Sheriff of Portage County, Ohio
- In office 1834

Personal details
- Born: March 7, 1786 Litchfield, Connecticut
- Died: February 3, 1869 (aged 82) Edinburg Township, Ohio
- Party: Whig
- Spouse: Statira Smith
- Children: 8
- Parent: Elijah Wadsworth (father);
- Occupation: Businessman, banker
- Known for: Proprietor of Stoddard & Wadsworth Co

Military service
- Allegiance: United States
- Branch/service: Ohio State Militia
- Rank: Lieutenant
- Unit: 2nd Regiment, 4th Brigade, 4th Division

= Frederick Wadsworth =

American businessman and politician

Frederick Elijah Wadsworth (March 7, 1786 in Litchfield, Connecticut - February 3, 1869 in Edinburg Township, Ohio) was an Ohio militia officer, businessman, banker, and politician.

==Family==

Frederick was born in 1786 at the family home in Litchfield, Connecticut. He was the son of Major General Elijah Wadsworth and his wife Rhoda Hopkins. Frederick was a member of the prominent Wadsworth family of Connecticut. He is a descendant of William Wadsworth, one of the Founders of Hartford, Connecticut. He moved to Ohio, at 13, with his family in 1799. In October 1802 he moved to the new family home in Canfield, Ohio where he grew to adulthood. Frederick married Statira Smith of New York and had eight children. Frederick Wadsworth's House, built 1824, located in Edinburg Township, Ohio is on the National Register of Historic Places (May 29, 1975 #75001520).

==War of 1812==

On 26 May 1812 Lieutenant Frederick Wadsworth was appointed, by his father, as the Regimental Clerk for the 2nd Regiment, 4th Brigade, 4th Division of the Ohio State Militia under Colonel John Wilson Campbell.

==Business and politics==
Frederick was a proprietor and partner of Stoddard & Wadsworth Co. a wool carding works in 1825. Later that year he was elected Secretary of the Portage County Agricultural Society on 9 May 1825.

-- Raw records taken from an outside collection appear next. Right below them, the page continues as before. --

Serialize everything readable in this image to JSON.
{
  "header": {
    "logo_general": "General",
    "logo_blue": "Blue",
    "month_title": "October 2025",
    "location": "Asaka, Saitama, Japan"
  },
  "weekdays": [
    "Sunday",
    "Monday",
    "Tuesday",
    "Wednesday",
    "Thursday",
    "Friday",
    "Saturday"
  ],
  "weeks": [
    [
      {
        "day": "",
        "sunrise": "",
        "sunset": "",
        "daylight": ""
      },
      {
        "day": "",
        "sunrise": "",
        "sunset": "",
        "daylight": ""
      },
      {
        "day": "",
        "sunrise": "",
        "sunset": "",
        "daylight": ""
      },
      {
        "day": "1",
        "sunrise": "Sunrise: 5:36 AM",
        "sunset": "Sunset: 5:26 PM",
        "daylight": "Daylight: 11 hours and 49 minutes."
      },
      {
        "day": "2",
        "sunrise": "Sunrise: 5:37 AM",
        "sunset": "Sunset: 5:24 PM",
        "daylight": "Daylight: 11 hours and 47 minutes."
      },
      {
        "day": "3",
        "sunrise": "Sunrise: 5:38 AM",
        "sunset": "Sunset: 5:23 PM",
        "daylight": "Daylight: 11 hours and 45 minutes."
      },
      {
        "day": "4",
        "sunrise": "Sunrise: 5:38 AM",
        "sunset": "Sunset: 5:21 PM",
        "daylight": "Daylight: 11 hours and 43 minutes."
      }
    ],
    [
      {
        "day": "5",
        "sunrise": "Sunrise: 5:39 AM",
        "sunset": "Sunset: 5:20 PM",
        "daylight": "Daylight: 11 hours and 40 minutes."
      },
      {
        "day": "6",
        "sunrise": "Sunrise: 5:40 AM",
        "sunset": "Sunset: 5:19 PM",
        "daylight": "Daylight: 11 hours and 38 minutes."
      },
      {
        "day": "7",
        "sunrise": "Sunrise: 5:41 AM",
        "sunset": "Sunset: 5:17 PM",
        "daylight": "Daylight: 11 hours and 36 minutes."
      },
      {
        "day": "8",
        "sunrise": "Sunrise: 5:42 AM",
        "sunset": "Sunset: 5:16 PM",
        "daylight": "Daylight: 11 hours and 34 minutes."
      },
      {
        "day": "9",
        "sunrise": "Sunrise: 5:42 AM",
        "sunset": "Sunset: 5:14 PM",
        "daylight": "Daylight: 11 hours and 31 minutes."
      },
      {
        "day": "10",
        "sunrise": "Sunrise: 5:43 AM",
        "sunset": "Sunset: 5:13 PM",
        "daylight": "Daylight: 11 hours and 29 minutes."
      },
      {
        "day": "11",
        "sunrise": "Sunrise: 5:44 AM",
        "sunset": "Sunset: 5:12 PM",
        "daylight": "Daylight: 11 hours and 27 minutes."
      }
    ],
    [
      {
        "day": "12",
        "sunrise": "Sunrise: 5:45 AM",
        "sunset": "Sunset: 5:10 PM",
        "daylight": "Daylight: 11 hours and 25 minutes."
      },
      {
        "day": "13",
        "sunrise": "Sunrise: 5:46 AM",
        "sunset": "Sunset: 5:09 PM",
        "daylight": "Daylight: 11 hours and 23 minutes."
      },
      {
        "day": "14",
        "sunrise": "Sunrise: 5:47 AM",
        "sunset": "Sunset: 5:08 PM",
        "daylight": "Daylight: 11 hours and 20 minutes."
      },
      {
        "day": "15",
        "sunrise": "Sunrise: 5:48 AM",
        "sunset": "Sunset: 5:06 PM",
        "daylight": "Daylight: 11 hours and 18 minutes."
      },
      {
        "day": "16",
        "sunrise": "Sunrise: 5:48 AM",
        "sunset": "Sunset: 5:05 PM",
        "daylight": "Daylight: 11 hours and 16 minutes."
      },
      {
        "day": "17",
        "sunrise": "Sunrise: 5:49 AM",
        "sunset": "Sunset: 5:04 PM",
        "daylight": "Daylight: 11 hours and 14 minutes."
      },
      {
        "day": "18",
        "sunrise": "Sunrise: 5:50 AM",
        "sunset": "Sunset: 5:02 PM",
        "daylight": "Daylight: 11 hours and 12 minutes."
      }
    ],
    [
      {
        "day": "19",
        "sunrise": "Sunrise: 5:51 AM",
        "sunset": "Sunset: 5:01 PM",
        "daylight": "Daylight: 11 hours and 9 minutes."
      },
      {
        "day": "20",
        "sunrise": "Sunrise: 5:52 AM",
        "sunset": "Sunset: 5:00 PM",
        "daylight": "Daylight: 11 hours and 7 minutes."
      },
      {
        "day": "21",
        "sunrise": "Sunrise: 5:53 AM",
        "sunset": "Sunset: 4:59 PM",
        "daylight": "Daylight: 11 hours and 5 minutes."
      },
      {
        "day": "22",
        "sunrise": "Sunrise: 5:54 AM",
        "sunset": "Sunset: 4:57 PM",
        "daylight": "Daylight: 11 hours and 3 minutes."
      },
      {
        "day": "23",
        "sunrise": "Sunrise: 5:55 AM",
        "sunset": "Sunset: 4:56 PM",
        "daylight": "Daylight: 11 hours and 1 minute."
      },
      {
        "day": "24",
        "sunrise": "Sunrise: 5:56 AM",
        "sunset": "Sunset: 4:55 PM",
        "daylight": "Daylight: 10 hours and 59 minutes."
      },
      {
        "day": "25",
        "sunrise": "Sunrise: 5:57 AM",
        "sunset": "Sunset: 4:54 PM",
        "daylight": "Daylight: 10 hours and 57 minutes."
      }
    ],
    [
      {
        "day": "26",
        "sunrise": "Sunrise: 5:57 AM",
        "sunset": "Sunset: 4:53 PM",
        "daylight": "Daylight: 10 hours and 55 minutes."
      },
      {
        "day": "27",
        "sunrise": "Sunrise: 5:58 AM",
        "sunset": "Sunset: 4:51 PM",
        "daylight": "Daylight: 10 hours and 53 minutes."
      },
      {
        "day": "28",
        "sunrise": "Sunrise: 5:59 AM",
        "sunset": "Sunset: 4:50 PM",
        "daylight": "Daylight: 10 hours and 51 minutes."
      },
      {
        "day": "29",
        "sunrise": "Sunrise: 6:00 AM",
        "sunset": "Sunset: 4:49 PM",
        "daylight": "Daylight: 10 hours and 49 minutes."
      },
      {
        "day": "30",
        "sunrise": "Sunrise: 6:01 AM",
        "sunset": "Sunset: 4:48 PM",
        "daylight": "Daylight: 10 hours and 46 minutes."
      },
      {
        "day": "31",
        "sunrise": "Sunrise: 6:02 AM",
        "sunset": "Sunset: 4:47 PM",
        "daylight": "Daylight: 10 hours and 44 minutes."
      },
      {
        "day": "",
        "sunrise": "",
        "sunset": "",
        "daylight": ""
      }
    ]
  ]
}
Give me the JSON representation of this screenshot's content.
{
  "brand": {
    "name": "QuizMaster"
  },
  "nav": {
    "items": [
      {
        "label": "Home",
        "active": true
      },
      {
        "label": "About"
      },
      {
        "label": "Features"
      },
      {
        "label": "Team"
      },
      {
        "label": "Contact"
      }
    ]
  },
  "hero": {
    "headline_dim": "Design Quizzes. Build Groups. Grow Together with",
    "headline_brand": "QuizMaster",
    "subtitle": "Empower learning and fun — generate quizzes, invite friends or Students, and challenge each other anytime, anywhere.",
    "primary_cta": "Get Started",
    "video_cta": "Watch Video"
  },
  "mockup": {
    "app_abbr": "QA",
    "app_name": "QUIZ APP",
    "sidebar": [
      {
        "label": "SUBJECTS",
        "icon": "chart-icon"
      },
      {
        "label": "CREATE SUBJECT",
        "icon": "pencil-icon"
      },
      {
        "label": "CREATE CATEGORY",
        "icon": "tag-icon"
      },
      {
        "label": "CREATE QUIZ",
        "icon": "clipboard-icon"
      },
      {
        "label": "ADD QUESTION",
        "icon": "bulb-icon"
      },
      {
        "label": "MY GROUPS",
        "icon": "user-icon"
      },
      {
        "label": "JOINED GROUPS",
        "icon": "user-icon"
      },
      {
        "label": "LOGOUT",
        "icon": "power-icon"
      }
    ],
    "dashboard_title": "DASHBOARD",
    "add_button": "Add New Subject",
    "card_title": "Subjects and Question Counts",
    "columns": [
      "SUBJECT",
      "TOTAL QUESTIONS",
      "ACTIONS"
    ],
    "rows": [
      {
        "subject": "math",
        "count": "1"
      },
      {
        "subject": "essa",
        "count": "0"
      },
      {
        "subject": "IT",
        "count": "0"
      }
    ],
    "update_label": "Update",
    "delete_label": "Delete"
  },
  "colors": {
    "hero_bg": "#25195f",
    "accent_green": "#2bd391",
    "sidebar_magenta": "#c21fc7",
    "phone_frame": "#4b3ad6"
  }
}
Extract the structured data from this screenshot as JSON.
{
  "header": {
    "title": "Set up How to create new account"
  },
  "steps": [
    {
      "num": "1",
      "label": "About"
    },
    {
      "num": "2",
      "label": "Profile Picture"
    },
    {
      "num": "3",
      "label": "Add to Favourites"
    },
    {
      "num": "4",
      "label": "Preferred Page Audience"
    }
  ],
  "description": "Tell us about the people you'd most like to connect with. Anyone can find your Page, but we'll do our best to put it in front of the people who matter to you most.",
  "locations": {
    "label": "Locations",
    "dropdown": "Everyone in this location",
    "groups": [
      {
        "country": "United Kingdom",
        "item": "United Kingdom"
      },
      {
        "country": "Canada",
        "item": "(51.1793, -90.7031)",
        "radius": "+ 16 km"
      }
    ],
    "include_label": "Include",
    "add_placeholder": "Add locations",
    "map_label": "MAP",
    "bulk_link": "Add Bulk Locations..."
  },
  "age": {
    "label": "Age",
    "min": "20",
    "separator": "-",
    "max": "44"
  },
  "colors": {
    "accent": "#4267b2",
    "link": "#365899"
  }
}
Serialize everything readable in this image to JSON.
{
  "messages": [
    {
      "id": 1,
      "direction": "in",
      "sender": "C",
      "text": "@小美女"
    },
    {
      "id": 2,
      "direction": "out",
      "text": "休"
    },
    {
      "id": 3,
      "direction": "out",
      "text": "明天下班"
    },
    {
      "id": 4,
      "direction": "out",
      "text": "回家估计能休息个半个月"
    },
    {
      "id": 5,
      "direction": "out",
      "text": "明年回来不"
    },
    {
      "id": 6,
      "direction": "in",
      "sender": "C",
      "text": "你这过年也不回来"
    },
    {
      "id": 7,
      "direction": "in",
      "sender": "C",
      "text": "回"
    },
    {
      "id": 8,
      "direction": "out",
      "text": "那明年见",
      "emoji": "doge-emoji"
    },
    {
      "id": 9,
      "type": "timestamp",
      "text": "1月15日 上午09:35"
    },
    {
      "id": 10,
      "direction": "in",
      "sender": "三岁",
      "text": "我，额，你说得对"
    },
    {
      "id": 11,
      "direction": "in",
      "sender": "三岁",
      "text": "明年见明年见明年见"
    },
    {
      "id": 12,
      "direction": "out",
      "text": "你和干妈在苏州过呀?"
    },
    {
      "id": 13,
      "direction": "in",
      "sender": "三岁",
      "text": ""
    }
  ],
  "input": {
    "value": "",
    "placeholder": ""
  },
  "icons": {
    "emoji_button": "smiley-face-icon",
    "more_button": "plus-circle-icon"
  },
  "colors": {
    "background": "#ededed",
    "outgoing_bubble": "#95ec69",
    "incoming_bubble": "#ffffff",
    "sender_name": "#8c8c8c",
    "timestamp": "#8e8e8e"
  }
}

Frederick was an appointed representative of Portage County during the Canal Commission on 10 March 1826 that worked for the creation of the Portage Canal. Frederick was at the Anti-Masonic Party Convention in Philadelphia, Pennsylvania on September 11, 1830. He was also elected Sheriff of Portage County, Ohio in 1834.

He formed a partnership with several investors, including Simon Perkins and Eleazer Sackett, which led to the creation of the Portage Canal & Manufacturing Co. on February 27, 1837. Frederick was also one of 5 co-owners of the Etna Iron Company on March 29, 1837. That same year Frederick was appointed a Director of the Bank of Cleveland. Later, in 1846, he was the President of the Portage County Mutual Fire Insurance Company.

Frederick Wadsworth was elected Mayor of Akron, Ohio in 1852-1853.